Who wouldn't like to watch a film on Wall Street, especially when it is released after the stock market crash of 2008 and carries crispy yet apt punches like ‘The mother of all evil is speculation'?
The original and the recent films on ‘Wall Street', directed by Oliver Stone, stirs the concepts behind capitalism and leave some subtle messages behind that spice up the stock market drama even further.
The buzz over the new movie "Wall Street: Money Never Sleeps" has been intense and perhaps, valid as the movie questions the practices of immoral trading that eventually lead to greed and loss of trust in the world of investment.
The movie also talks about conventional wisdom and reformed wisdom, which are perceived as extreme business philosophies, and have their respective believers and followers.
The original ‘Wall Street' movie was released long after the 1980 stock market crash, while the new one is released when the markets are recovering after the 2008 crash.
The worst-ever-seen stock market crash of 2008 was not only a hard-hitting event for the investment world but also a life-changing event for many of those, who were not directly associated with it.
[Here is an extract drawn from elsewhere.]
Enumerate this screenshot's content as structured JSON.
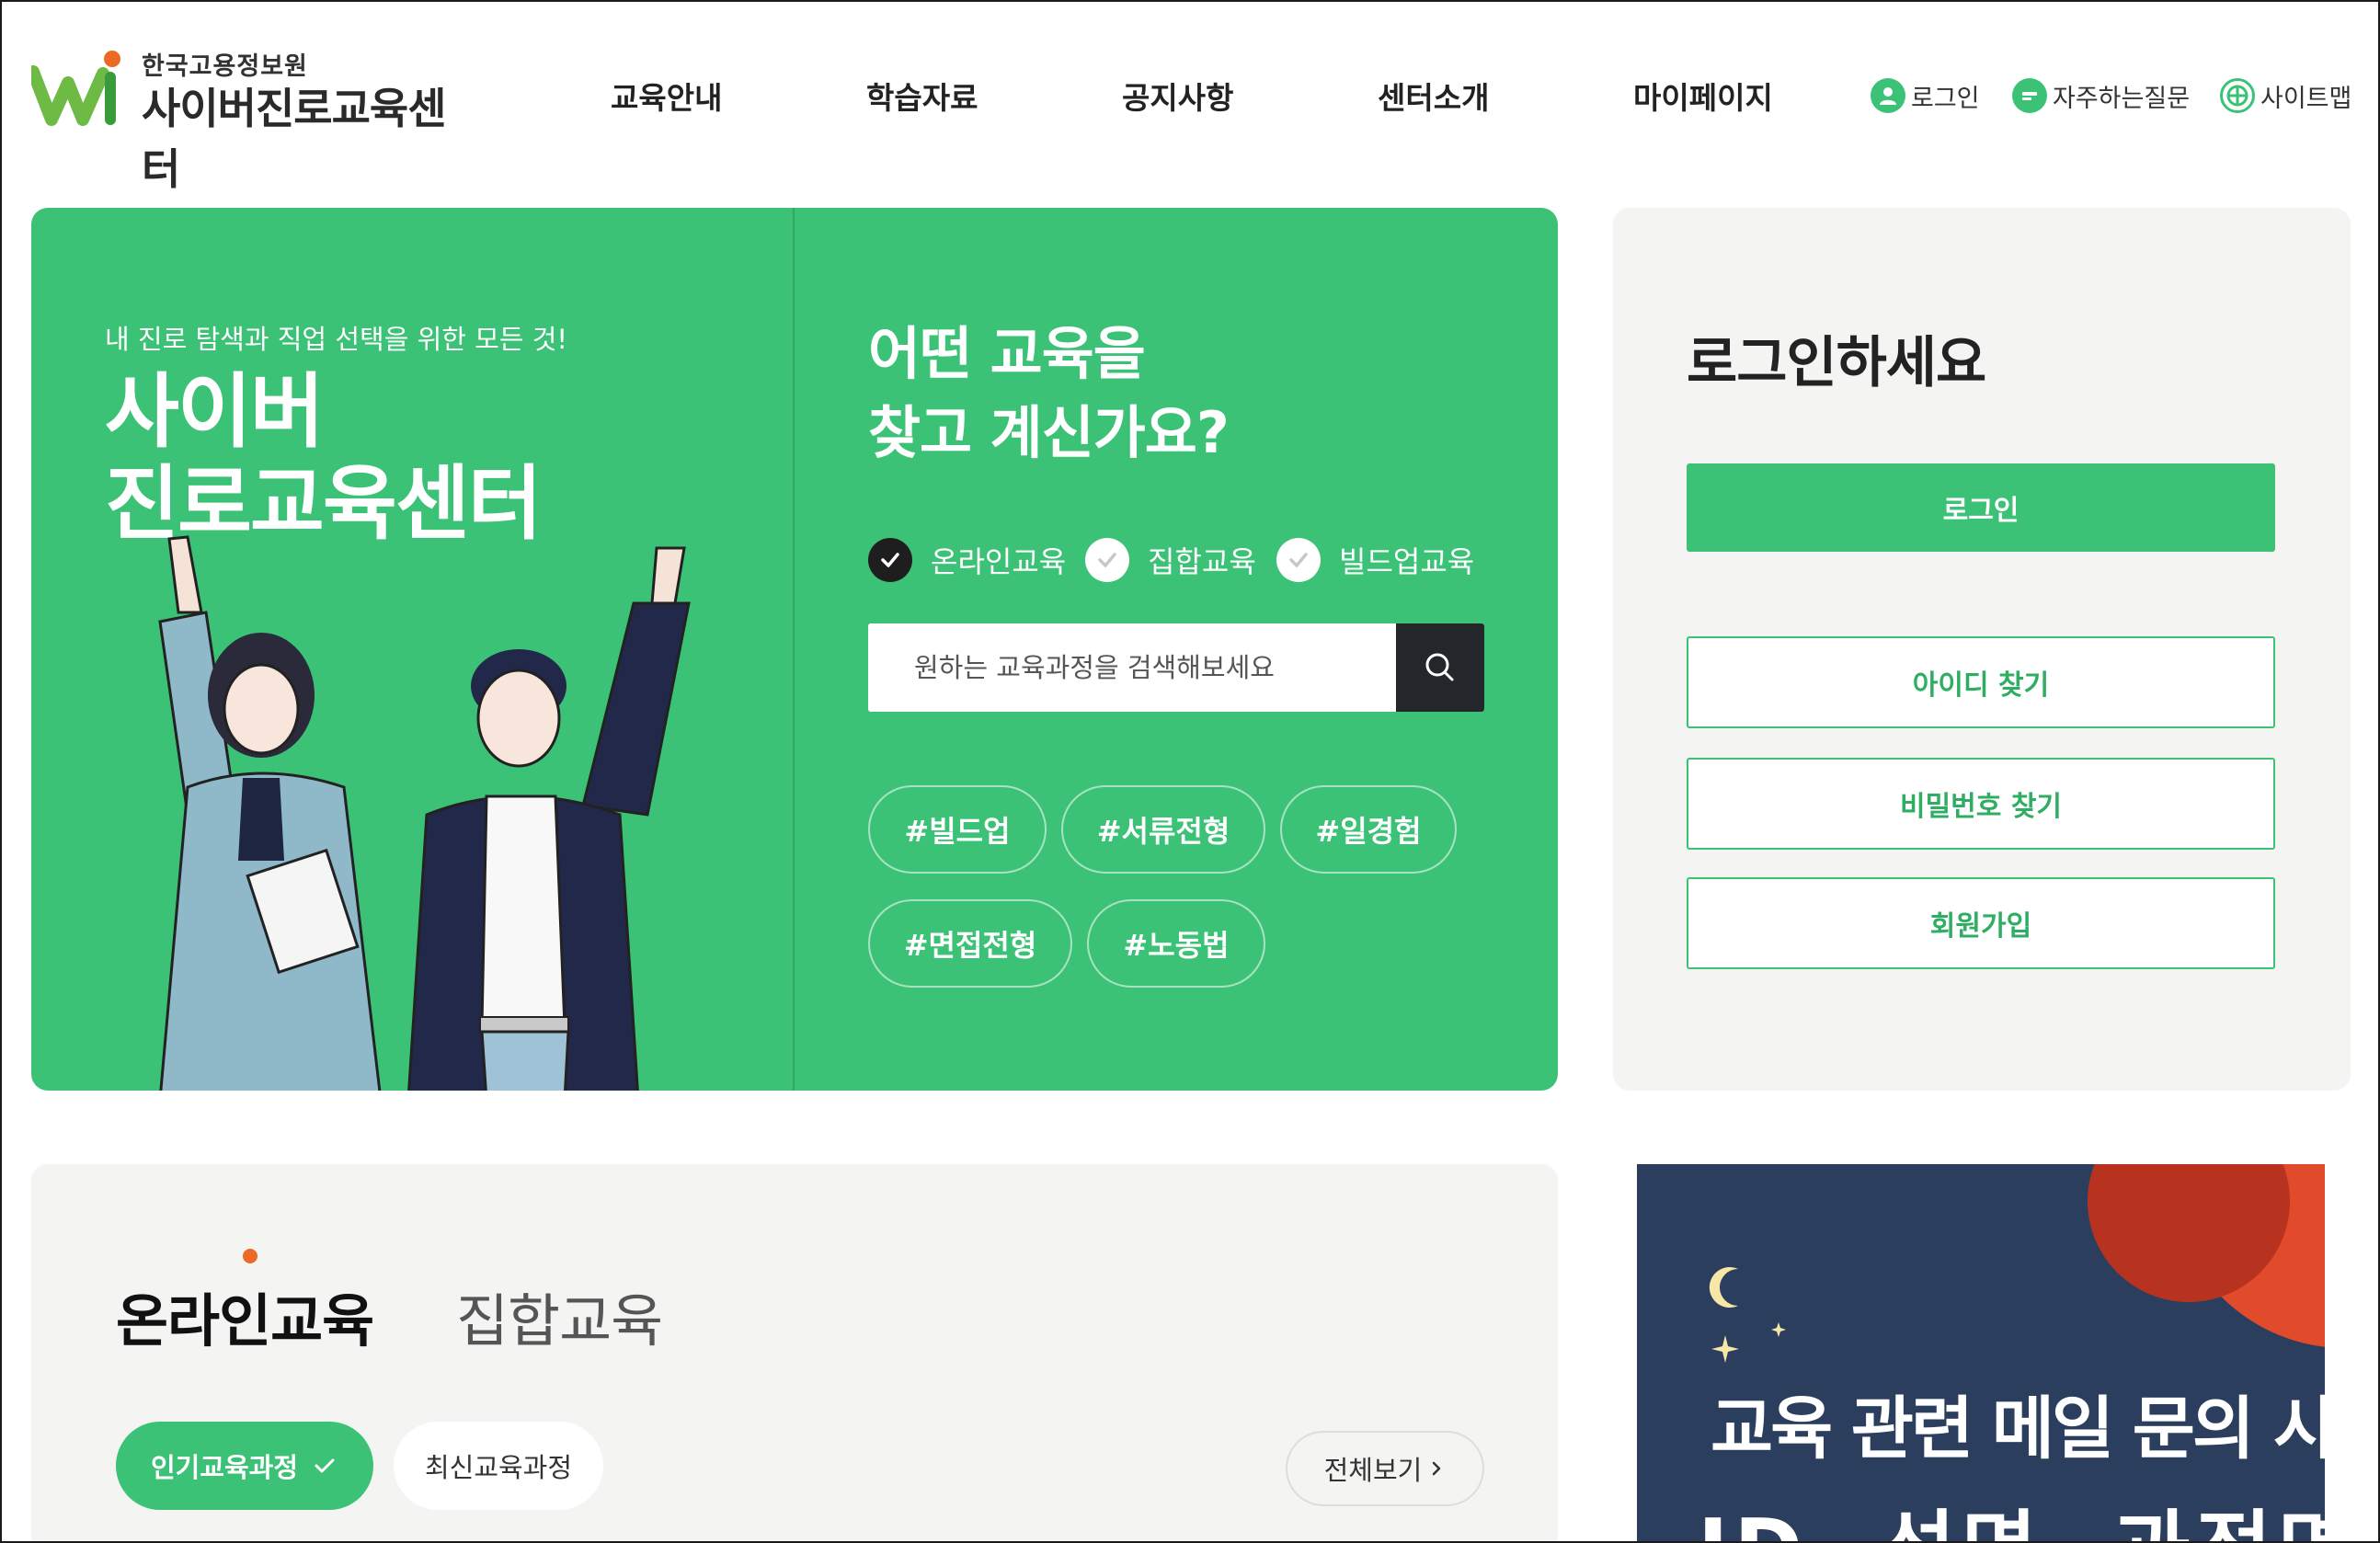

Let's take a quick glance at the story
In both films, Michael Douglas has played an iconic role of Gordon Gekko, who is assumed to be the notorious corporate despoiler. The sequel begins with Gordon Gekko being released from prison as a result of events from the original film. Gekko, on the back of the recent stock market crash, decides to breakdown the hedge fund corruption tactics with the help of his daughter's fiancé, a character of Jacob Moore played by Shia LaBeou.
The story also revolves around Gekko's efforts to spread his influence by giving lectures to students and writing a book on finance. ‘Wall Street: Money Never Sleeps' also portrays the stock market redemption journey effectively and touches upon extremely relevant subjects like upheavals in the housing markets that are strongly connected to the employment crisis.
The role ensured an Oscar for Douglas.
Good or Bad, Greed is Greed!
Gekko's (fictitious) ‘Greed is good' speech is the most interesting part of the film as it brings the factor of ‘trust' in the limelight. Gekko talks about how human it is to be greedy in today's world, where everything is about desiring ‘more'. In fact, Gekko's character is nothing but a representation of a popular culture of white collar crimes that is based on unrestrained greed.
Investors are smart!
Investors believe that it is hard to figure out ‘the trust factor' in the stock market as trading is very subjective and trends can be confusing at times. Moreover, trading is also about sentiments and not just money. And, there are some extremely hard-working people in the stock market that trade with harmless greed and morality.
Investors secretly admire Gekko, who looks impressive but they know that following him blindly may cause them a big loss in the long term.
The iconic quote...
"Greed, for lack of a better word, is good. Greed is right. Greed works. Greed clarifies, cuts through, and captures, the essence of the evolutionary spirit. Greed, in all of its forms; greed for life, for money, for love, knowledge, has marked the upward surge of mankind and greed, you mark my words, will not only save Teldar Paper, but that other malfunctioning corporation called the USA."
Thus, the impact of the actual drama created by the Wall Street movie has been tremendous. Some believe that it is just a movie made for the sake of sensationalizing the stock market events and building Gekko's charismatic character that may appear bigger than the factor of ‘trading ethics' followed by the ‘good guys'.
However, it is also true that the movie offers a cutting-edge perspective on the rise and fall of the stock market. And believe it or not, it shows the Gekkoish face of the stock market, which is real in some cases.